(AP) — After a rare weekend hearing presided by a federal judge, officials in a Southern California county have agreed to extend motel stays "on a case-by-case basis" for hundreds of homeless people who were removed in a massive sweep from a riverbed stretch in February.
U.S. District Judge David O. Carter invited all parties, including mayors and city managers from Orange County's 34 cities, to Saturday's hearing because homelessness is a countywide issue, according to his written hearing invitation, the Los Angeles Times reported .
It's the latest development in an extraordinary effort by government, advocates and a federal judge to help the growing numbers of homeless in Orange County. The county is home to Disneyland and considered one of America's wealthiest.
More than 700 homeless people were moved to county motels last month under a court-supervised deal after advocates sued to protect the rights of evicted tent-dwellers from a 2-mile stretch (3.2 kilometers) along the Santa Ana River.
The 30-day motel vouchers expired starting last Friday.

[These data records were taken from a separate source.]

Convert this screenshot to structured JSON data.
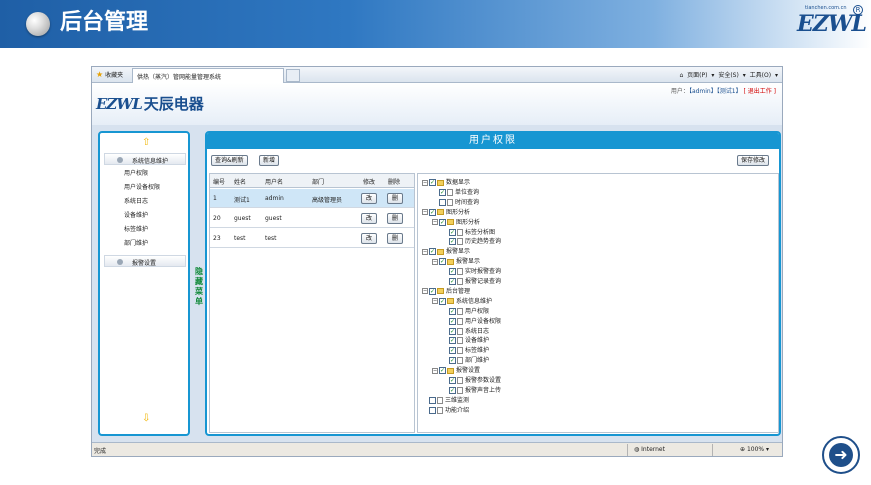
{
  "slide": {
    "title": "后台管理"
  },
  "logo": {
    "text": "EZWL",
    "small": "tianchen.com.cn",
    "reg": "R"
  },
  "browser": {
    "favorites": "收藏夹",
    "tab_title": "供热（蒸汽）管网能量管理系统",
    "commands": {
      "page": "页面(P) ▾",
      "safety": "安全(S) ▾",
      "tools": "工具(O) ▾",
      "home_icon": "home-icon"
    }
  },
  "app": {
    "logo_en": "EZWL",
    "logo_cn": "天辰电器",
    "user_line": {
      "prefix": "用户：",
      "user": "【admin】",
      "role": "【测试1】",
      "exit": "[ 退出工作 ]"
    }
  },
  "left_menu": {
    "up_arrow": "⇧",
    "down_arrow": "⇩",
    "group1": "系统信息维护",
    "items": [
      "用户权限",
      "用户设备权限",
      "系统日志",
      "设备维护",
      "标签维护",
      "部门维护"
    ],
    "group2": "报警设置",
    "hide_label": "隐藏菜单"
  },
  "main": {
    "title": "用户权限",
    "btn_query": "查询&刷新",
    "btn_add": "新增",
    "btn_save": "保存修改",
    "columns": [
      "编号",
      "姓名",
      "用户名",
      "部门",
      "修改",
      "删除"
    ],
    "rows": [
      {
        "id": "1",
        "name": "测试1",
        "username": "admin",
        "dept": "高级管理员",
        "edit": "改",
        "del": "删"
      },
      {
        "id": "20",
        "name": "guest",
        "username": "guest",
        "dept": "",
        "edit": "改",
        "del": "删"
      },
      {
        "id": "23",
        "name": "test",
        "username": "test",
        "dept": "",
        "edit": "改",
        "del": "删"
      }
    ],
    "tree": [
      {
        "label": "数据显示",
        "level": 0,
        "type": "folder",
        "checked": true
      },
      {
        "label": "单位查询",
        "level": 1,
        "type": "file",
        "checked": true
      },
      {
        "label": "时间查询",
        "level": 1,
        "type": "file",
        "checked": false
      },
      {
        "label": "图形分析",
        "level": 0,
        "type": "folder",
        "checked": true
      },
      {
        "label": "图形分析",
        "level": 1,
        "type": "folder",
        "checked": true
      },
      {
        "label": "标签分析图",
        "level": 2,
        "type": "file",
        "checked": true
      },
      {
        "label": "历史趋势查询",
        "level": 2,
        "type": "file",
        "checked": true
      },
      {
        "label": "报警显示",
        "level": 0,
        "type": "folder",
        "checked": true
      },
      {
        "label": "报警显示",
        "level": 1,
        "type": "folder",
        "checked": true
      },
      {
        "label": "实时报警查询",
        "level": 2,
        "type": "file",
        "checked": true
      },
      {
        "label": "报警记录查询",
        "level": 2,
        "type": "file",
        "checked": true
      },
      {
        "label": "后台管理",
        "level": 0,
        "type": "folder",
        "checked": true
      },
      {
        "label": "系统信息维护",
        "level": 1,
        "type": "folder",
        "checked": true
      },
      {
        "label": "用户权限",
        "level": 2,
        "type": "file",
        "checked": true
      },
      {
        "label": "用户设备权限",
        "level": 2,
        "type": "file",
        "checked": true
      },
      {
        "label": "系统日志",
        "level": 2,
        "type": "file",
        "checked": true
      },
      {
        "label": "设备维护",
        "level": 2,
        "type": "file",
        "checked": true
      },
      {
        "label": "标签维护",
        "level": 2,
        "type": "file",
        "checked": true
      },
      {
        "label": "部门维护",
        "level": 2,
        "type": "file",
        "checked": true
      },
      {
        "label": "报警设置",
        "level": 1,
        "type": "folder",
        "checked": true
      },
      {
        "label": "报警参数设置",
        "level": 2,
        "type": "file",
        "checked": true
      },
      {
        "label": "报警声音上传",
        "level": 2,
        "type": "file",
        "checked": true
      },
      {
        "label": "三维监测",
        "level": 0,
        "type": "file",
        "checked": false
      },
      {
        "label": "功能介绍",
        "level": 0,
        "type": "file",
        "checked": false
      }
    ]
  },
  "status": {
    "done": "完成",
    "zone": "Internet",
    "zoom": "100%"
  },
  "next_icon": "arrow-right-circle-icon",
  "colors": {
    "accent": "#1796d2",
    "header": "#1f5fa6",
    "checkmark": "#178a2a"
  }
}
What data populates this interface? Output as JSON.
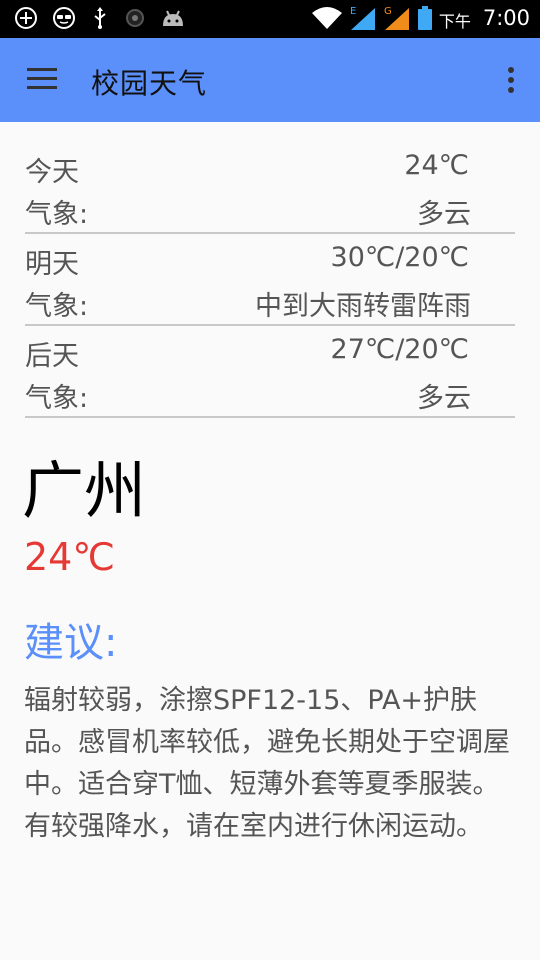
{
  "status_bar": {
    "time": "7:00",
    "ampm": "下午",
    "icons": [
      "plus-circle-icon",
      "sunglasses-icon",
      "usb-icon",
      "record-icon",
      "android-icon",
      "wifi-icon",
      "signal-e-icon",
      "signal-g-icon",
      "battery-icon"
    ]
  },
  "app_bar": {
    "title": "校园天气",
    "left_icon": "menu-icon",
    "right_icon": "overflow-menu-icon",
    "color": "#5b8ff9"
  },
  "forecast": [
    {
      "day": "今天",
      "temp": "24℃",
      "weather_label": "气象:",
      "weather": "多云"
    },
    {
      "day": "明天",
      "temp": "30℃/20℃",
      "weather_label": "气象:",
      "weather": "中到大雨转雷阵雨"
    },
    {
      "day": "后天",
      "temp": "27℃/20℃",
      "weather_label": "气象:",
      "weather": "多云"
    }
  ],
  "current": {
    "city": "广州",
    "temp": "24℃",
    "temp_color": "#e53935"
  },
  "advice": {
    "heading": "建议:",
    "heading_color": "#5b8ff9",
    "text": "辐射较弱，涂擦SPF12-15、PA+护肤品。感冒机率较低，避免长期处于空调屋中。适合穿T恤、短薄外套等夏季服装。有较强降水，请在室内进行休闲运动。"
  }
}
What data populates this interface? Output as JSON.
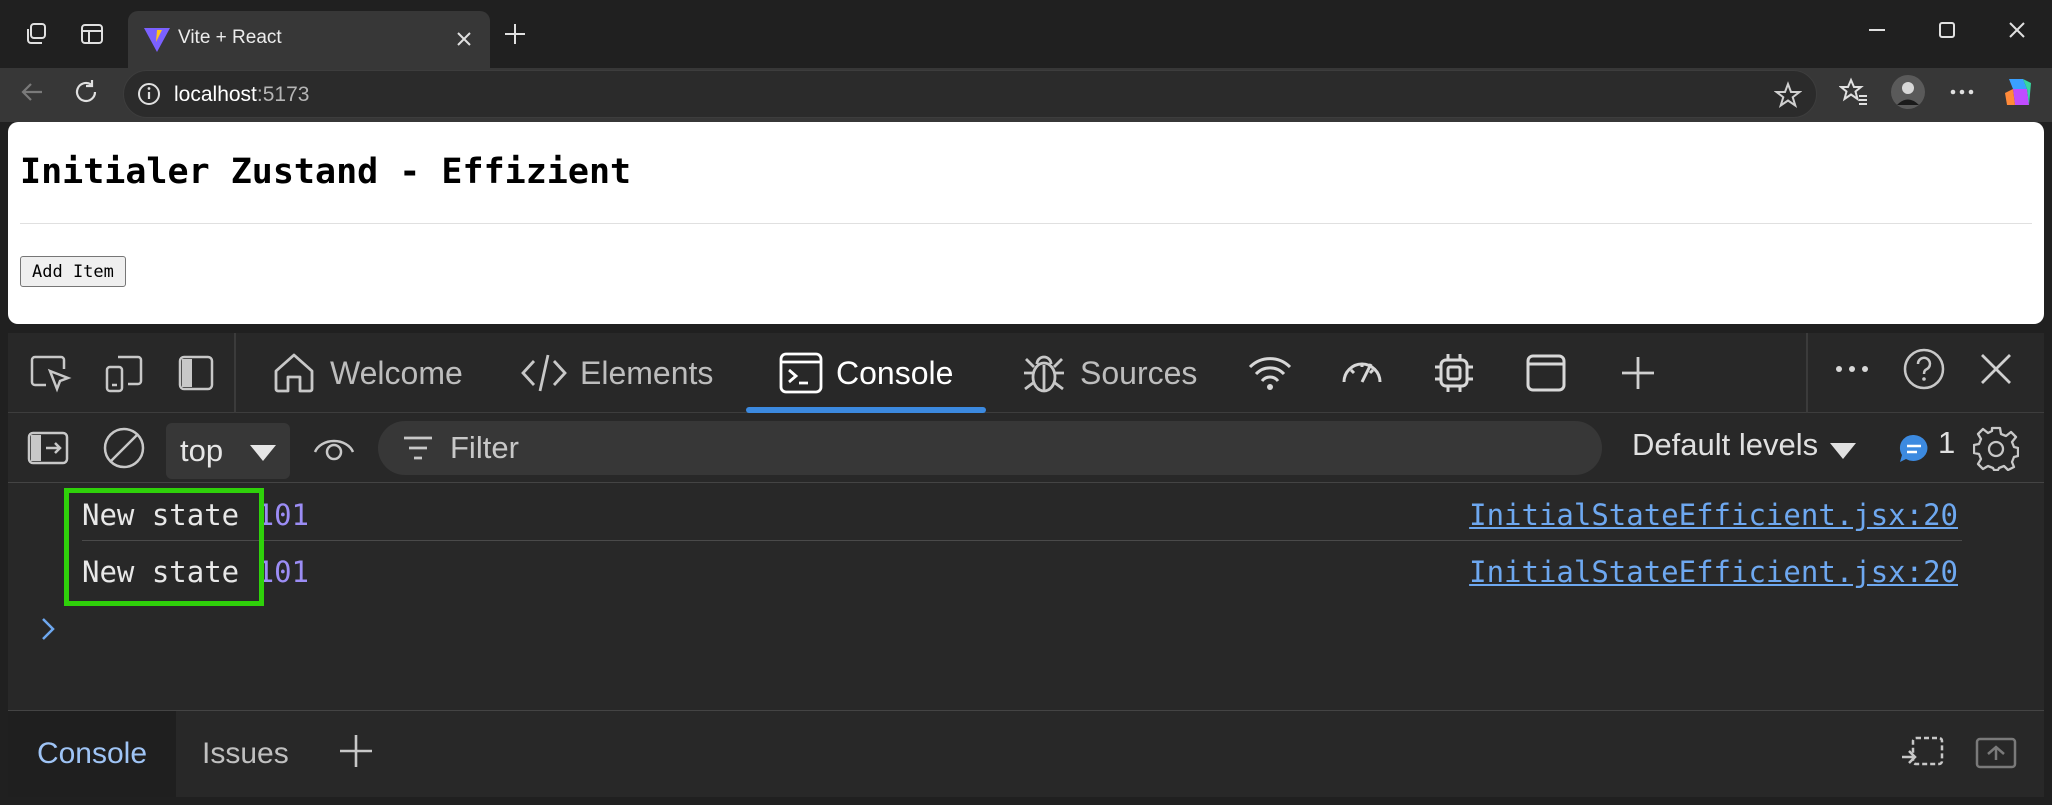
{
  "browser": {
    "tab_title": "Vite + React",
    "url_host": "localhost",
    "url_port": ":5173"
  },
  "page": {
    "heading": "Initialer Zustand - Effizient",
    "button_label": "Add Item"
  },
  "devtools": {
    "tabs": [
      {
        "label": "Welcome"
      },
      {
        "label": "Elements"
      },
      {
        "label": "Console"
      },
      {
        "label": "Sources"
      }
    ],
    "active_tab": "Console",
    "context": "top",
    "filter_placeholder": "Filter",
    "levels": "Default levels",
    "message_count": "1",
    "logs": [
      {
        "text": "New state ",
        "value": "101",
        "source": "InitialStateEfficient.jsx:20"
      },
      {
        "text": "New state ",
        "value": "101",
        "source": "InitialStateEfficient.jsx:20"
      }
    ],
    "drawer_tabs": [
      {
        "label": "Console"
      },
      {
        "label": "Issues"
      }
    ]
  },
  "colors": {
    "highlight": "#2fd10a",
    "accent": "#3c8ae0",
    "log_number": "#9c8df5",
    "link": "#6ea8f0"
  }
}
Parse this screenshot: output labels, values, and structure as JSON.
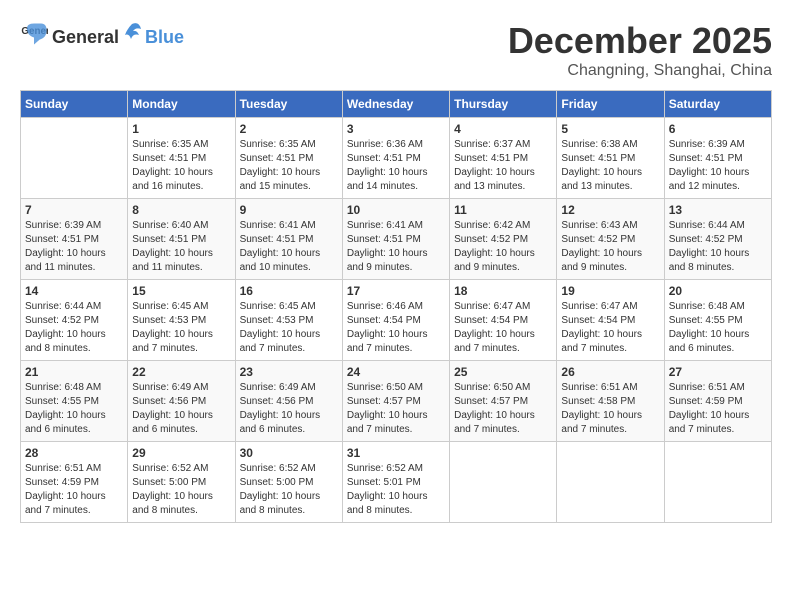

Andrew Do, chairman of the county Board of Supervisors, announced what he called a "big concession" at 5 p.m., after more than five hours of meetings between attorneys for the homeless and county staff.
"This is not a blanket extension," he said.
Do said county officials will help relocate up to 100 people a day. Officials will share the locations in advance with advocates for the homeless so they have time to challenge moves they do not feel are a good fit for the individual.
The federal case in the county of 3.2 million people between Los Angeles and San Diego is being watched by advocates in other cities also grappling with growing homelessness amid soaring housing costs.